Acceptance is a choice we make. It is one that, for me at least, meets with significant resistance even when my conscious mind believes it might be a good idea. Like ceasing to beat one’s head against a wall is a good idea. It hurts less that way. But when acceptance looks like throwing in the towel, I find it challenging. I don’t like to give up. And I don’t like to be bested. By anything. One example of this is with illness or injury. When I was diagnosed with an auto-immune disorder, I was anything but accepting. Hell no, I had zero intention of feeling like an 80-year old woman when I was only half that age. Hell no, I would not accept that my only options were serious medications with hideous side effects. And absolutely hell, no, I would not accept that there was little I could do about it.

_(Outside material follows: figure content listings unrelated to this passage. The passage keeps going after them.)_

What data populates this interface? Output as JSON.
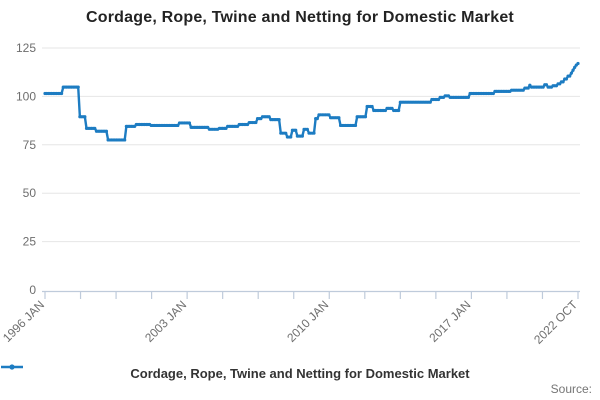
{
  "title": "Cordage, Rope, Twine and Netting for Domestic Market",
  "legend": {
    "label": "Cordage, Rope, Twine and Netting for Domestic Market"
  },
  "source_label": "Source:",
  "colors": {
    "line": "#1d7cc2",
    "grid": "#e6e6e6",
    "axis": "#bfcbdb",
    "tick_text": "#6e6e6e",
    "title_text": "#232323",
    "legend_text": "#333333",
    "source_text": "#757575"
  },
  "chart_data": {
    "type": "line",
    "title": "Cordage, Rope, Twine and Netting for Domestic Market",
    "xlabel": "",
    "ylabel": "",
    "ylim": [
      0,
      125
    ],
    "y_ticks": [
      0,
      25,
      50,
      75,
      100,
      125
    ],
    "grid": "horizontal",
    "legend_position": "bottom",
    "x_start": "1996 JAN",
    "x_end": "2022 OCT",
    "x_frequency": "monthly",
    "x_tick_count": 16,
    "x_tick_labels": [
      {
        "i": 0,
        "label": "1996 JAN"
      },
      {
        "i": 4,
        "label": "2003 JAN"
      },
      {
        "i": 8,
        "label": "2010 JAN"
      },
      {
        "i": 12,
        "label": "2017 JAN"
      },
      {
        "i": 15,
        "label": "2022 OCT"
      }
    ],
    "series": [
      {
        "name": "Cordage, Rope, Twine and Netting for Domestic Market",
        "values_rle_format": "[index value, run length in months] starting 1996 JAN, ending 2022 OCT (322 monthly points)",
        "values_rle": [
          [
            101.5,
            11
          ],
          [
            104.8,
            10
          ],
          [
            89.5,
            4
          ],
          [
            83.5,
            6
          ],
          [
            82,
            7
          ],
          [
            77.5,
            11
          ],
          [
            84.5,
            6
          ],
          [
            85.5,
            9
          ],
          [
            85,
            17
          ],
          [
            86.3,
            7
          ],
          [
            84,
            11
          ],
          [
            83,
            6
          ],
          [
            83.5,
            5
          ],
          [
            84.5,
            7
          ],
          [
            85.5,
            6
          ],
          [
            86.5,
            5
          ],
          [
            88.5,
            3
          ],
          [
            89.5,
            5
          ],
          [
            88,
            6
          ],
          [
            81,
            4
          ],
          [
            79,
            3
          ],
          [
            82.5,
            3
          ],
          [
            79.5,
            4
          ],
          [
            83,
            3
          ],
          [
            81,
            4
          ],
          [
            88.5,
            2
          ],
          [
            90.5,
            7
          ],
          [
            89,
            6
          ],
          [
            85,
            10
          ],
          [
            89.5,
            6
          ],
          [
            94.8,
            4
          ],
          [
            92.7,
            8
          ],
          [
            93.8,
            4
          ],
          [
            92.7,
            4
          ],
          [
            97,
            19
          ],
          [
            98.4,
            5
          ],
          [
            99.5,
            3
          ],
          [
            100.3,
            3
          ],
          [
            99.5,
            12
          ],
          [
            101.5,
            15
          ],
          [
            102.6,
            10
          ],
          [
            103.2,
            8
          ],
          [
            104.3,
            3
          ],
          [
            105.8,
            1
          ],
          [
            104.8,
            8
          ],
          [
            106,
            2
          ],
          [
            104.8,
            3
          ],
          [
            105.5,
            3
          ],
          [
            106.5,
            2
          ],
          [
            107.5,
            2
          ],
          [
            109,
            2
          ],
          [
            110.5,
            2
          ],
          [
            112,
            1
          ],
          [
            113.5,
            1
          ],
          [
            115,
            1
          ],
          [
            116.2,
            1
          ],
          [
            117,
            1
          ]
        ]
      }
    ]
  }
}
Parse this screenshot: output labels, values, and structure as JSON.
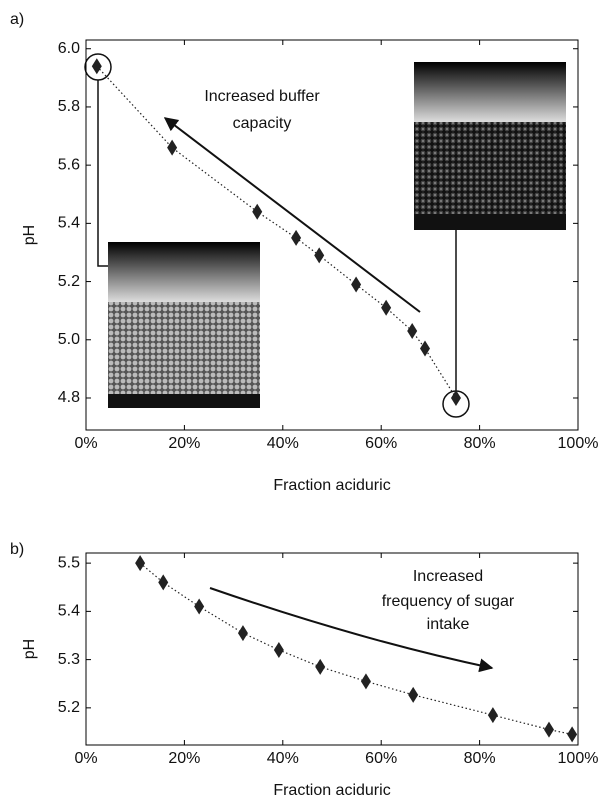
{
  "chart_data": [
    {
      "type": "line",
      "panel_label": "a)",
      "x_label": "Fraction aciduric",
      "y_label": "pH",
      "annotation": [
        "Increased buffer",
        "capacity"
      ],
      "x": [
        2.2,
        17.5,
        34.8,
        42.7,
        47.4,
        54.9,
        61,
        66.3,
        68.9,
        75.2
      ],
      "values": [
        5.94,
        5.66,
        5.44,
        5.35,
        5.29,
        5.19,
        5.11,
        5.03,
        4.97,
        4.8
      ],
      "xlim": [
        0,
        100
      ],
      "ylim": [
        4.69,
        6.03
      ],
      "xticks": [
        {
          "value": 0,
          "label": "0%"
        },
        {
          "value": 20,
          "label": "20%"
        },
        {
          "value": 40,
          "label": "40%"
        },
        {
          "value": 60,
          "label": "60%"
        },
        {
          "value": 80,
          "label": "80%"
        },
        {
          "value": 100,
          "label": "100%"
        }
      ],
      "yticks": [
        {
          "value": 4.8,
          "label": "4.8"
        },
        {
          "value": 5,
          "label": "5.0"
        },
        {
          "value": 5.2,
          "label": "5.2"
        },
        {
          "value": 5.4,
          "label": "5.4"
        },
        {
          "value": 5.6,
          "label": "5.6"
        },
        {
          "value": 5.8,
          "label": "5.8"
        },
        {
          "value": 6,
          "label": "6.0"
        }
      ],
      "color": "#222"
    },
    {
      "type": "line",
      "panel_label": "b)",
      "x_label": "Fraction aciduric",
      "y_label": "pH",
      "annotation": [
        "Increased",
        "frequency of sugar",
        "intake"
      ],
      "x": [
        11,
        15.7,
        23,
        31.9,
        39.2,
        47.6,
        56.9,
        66.5,
        82.7,
        94.1,
        98.8
      ],
      "values": [
        5.5,
        5.46,
        5.41,
        5.355,
        5.32,
        5.285,
        5.255,
        5.227,
        5.185,
        5.155,
        5.145
      ],
      "xlim": [
        0,
        100
      ],
      "ylim": [
        5.123,
        5.521
      ],
      "xticks": [
        {
          "value": 0,
          "label": "0%"
        },
        {
          "value": 20,
          "label": "20%"
        },
        {
          "value": 40,
          "label": "40%"
        },
        {
          "value": 60,
          "label": "60%"
        },
        {
          "value": 80,
          "label": "80%"
        },
        {
          "value": 100,
          "label": "100%"
        }
      ],
      "yticks": [
        5.2,
        5.3,
        5.4,
        5.5
      ],
      "color": "#222"
    }
  ]
}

Accepting that diagnosis felt like defeat and I was having none of it. And not accepting my fate as final led down paths that have greatly enriched my life, and I am profoundly grateful for that. But not accepting the limitations that my disorder imposed was not my best idea ever. Acceptance of current limitations within the context of hope for better things to come was an important aspect of my recovery. Not accepting it meant that I was just making everything worse by writing checks that my body couldn’t cash (and believe me, I was no top gun!).
Acceptance can also look like agreement. I know I’ve found myself judging myself and others harshly for not fighting fate and at least going down swinging. I know this is also a value to many–not going down without a fight, and I certainly understand that–Dylan Thomas knew what he was talking about when he exhorted us to fight, fight, fight against the dying of the light. But when to fight and when to retreat, that is the question, never mind existential issues. I don’t want to be the one seen to be agreeing with that with which I disagree or reject. And acceptance can certainly look like that on occasion.
And acceptance can also look and feel like one step beyond agreement. Acceptance can be perceived as being in cahoots with the bad thing. I know a lot of people through my work as a naturopath who not only accept their diagnoses, but embrace them like the one who got away. It always disturbs me when I see that and I always make a mental vow to myself that I will never be that way. But it’s hard to know another’s heart and it may be that what looks like conspiracy to me is the only way someone else can accept their lot and move ahead as best they can with their lives. I struggle not to judge, though, despite understanding that each of us walks our own paths toward truth.
Lack of acceptance also causes all sorts of problems. Just because we don’t accept something, like physical or financial realities, doesn’t make them any less real. Not accepting that my body just won’t do what it did when I was twenty can lead to a myriad of embarrassing and potentially dangerous situations. In my opinion, no middle-aged woman should sport micro-mini skirts, I don’t care how great your legs are, and no one my age has the reflexes or recuperative powers we did thirty years ago. So accepting those limitations is probably a good idea. This is not to say that I don’t strive to look and feel my best. But it is my best at almost fifty, not my best as compared to my twenty-year-old self.
So we’re back to the serenity prayer, and the need for the wisdom to know when to hold them and know when to fold them. It’s a tricky proposition for sure. And in the end, it’s often no less of a gamble than a good game of five-card draw. As in poker, there is certainly an element of skill and experience involved. But don’t forget Lady Luck. First off, she hates being discounted (I share that particular affliction, but that is the subject of another post). And secondly she’ll bite you in the ass every time.
So, I don’t know about you, but I’ll take all the help I can get in this endeavor. I’m all about Divine intervention in my life and I invite it in whenever I remember to do so. Sometimes I forget to ask for help, and sometimes I’m determined (quite stupidly, in fact), to go it alone. But I crave the serenity to accept the things I cannot change, along with courage and wisdom, so I’ll keep my knee pads handy and avail myself early and often.